Authorities evicted activists from the encampment earlier this week, police said.
“The area was cleared of all tents,” said police spokesman Micky Rosenfeld. “There were no disturbances.”
On Sunday, police evicted 50 protesters from the so-called “E1” area outside the Arab suburbs of East Jerusalem, where planned Israeli settlements could split much of the West Bank - a worry for world powers who want to see a Palestinian state set up in the territory seized by the Jewish state in the 1967 war.
The activists’ large, steel-framed tents remained standing in accordance with an Israeli court order. Meanwhile, judges considered a Palestinian claim of ownership of the land where the encampment, dubbed “Bab al-Shams”, was built.
The Supreme Court approved removal of the tents on Wednesday, agreeing with the government's argument that they could be a magnet for violent Palestinian protests. That ruling was decried by activists who describe Bab al-Shams as a non-violent implementation of Palestinian rights.
Most countries view Jewish settlements in areas captured by Israel in the 1967 Middle East war as illegal and echo concerns voiced by Palestinians that building more settler homes could deny them a viable and contiguous state.

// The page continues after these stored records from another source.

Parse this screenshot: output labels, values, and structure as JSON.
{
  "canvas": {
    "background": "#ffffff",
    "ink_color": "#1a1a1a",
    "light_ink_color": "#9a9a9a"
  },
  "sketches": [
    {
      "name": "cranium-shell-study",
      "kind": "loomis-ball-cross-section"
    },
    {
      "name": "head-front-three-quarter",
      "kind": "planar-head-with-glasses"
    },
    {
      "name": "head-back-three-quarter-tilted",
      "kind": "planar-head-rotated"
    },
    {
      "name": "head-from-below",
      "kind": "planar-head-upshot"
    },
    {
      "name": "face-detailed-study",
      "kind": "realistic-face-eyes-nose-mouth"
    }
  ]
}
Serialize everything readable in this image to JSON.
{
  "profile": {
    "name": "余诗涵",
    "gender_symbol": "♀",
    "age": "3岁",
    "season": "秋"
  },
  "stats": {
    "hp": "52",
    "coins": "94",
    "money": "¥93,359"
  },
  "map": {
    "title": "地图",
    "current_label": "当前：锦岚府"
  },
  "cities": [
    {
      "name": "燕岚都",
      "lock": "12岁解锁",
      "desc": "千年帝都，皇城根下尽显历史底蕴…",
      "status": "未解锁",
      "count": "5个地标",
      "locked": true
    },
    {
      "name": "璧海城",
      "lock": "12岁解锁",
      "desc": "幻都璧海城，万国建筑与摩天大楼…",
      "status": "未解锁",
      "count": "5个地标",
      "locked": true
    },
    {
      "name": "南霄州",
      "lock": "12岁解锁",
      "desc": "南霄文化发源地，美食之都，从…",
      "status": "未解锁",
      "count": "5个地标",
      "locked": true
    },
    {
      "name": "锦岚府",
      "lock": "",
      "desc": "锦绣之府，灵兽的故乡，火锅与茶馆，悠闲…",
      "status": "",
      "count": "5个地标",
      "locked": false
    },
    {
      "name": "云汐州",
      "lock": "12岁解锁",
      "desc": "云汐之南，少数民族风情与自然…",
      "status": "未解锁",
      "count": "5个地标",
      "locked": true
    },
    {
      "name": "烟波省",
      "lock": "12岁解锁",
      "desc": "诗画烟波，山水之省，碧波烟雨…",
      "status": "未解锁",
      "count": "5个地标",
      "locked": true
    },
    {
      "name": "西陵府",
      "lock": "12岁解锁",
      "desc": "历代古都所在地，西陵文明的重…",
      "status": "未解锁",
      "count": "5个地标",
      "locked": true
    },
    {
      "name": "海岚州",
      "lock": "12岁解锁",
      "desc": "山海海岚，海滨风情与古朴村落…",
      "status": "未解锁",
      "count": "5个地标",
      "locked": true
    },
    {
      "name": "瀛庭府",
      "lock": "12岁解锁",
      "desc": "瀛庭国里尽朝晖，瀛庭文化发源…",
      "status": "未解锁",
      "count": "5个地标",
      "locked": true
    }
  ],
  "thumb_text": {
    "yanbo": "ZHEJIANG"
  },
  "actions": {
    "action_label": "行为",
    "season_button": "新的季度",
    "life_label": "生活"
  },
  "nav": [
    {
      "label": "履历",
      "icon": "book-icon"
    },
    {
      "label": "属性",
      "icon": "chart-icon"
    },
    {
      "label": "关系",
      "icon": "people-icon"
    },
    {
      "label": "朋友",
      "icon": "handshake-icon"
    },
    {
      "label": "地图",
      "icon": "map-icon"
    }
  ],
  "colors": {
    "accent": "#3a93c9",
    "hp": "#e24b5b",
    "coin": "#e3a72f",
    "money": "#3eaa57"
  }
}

E1 covers some 12 square km and is considered particularly important because it not only juts into the narrow “waist” of the West Bank, but also backs onto East Jerusalem, where Palestinians want to establish their capital.
About 500,000 Israelis and 2.5 million Palestinians live in the West Bank and East Jerusalem. Direct peace talks between Israel and the Palestinians broke down in 2010.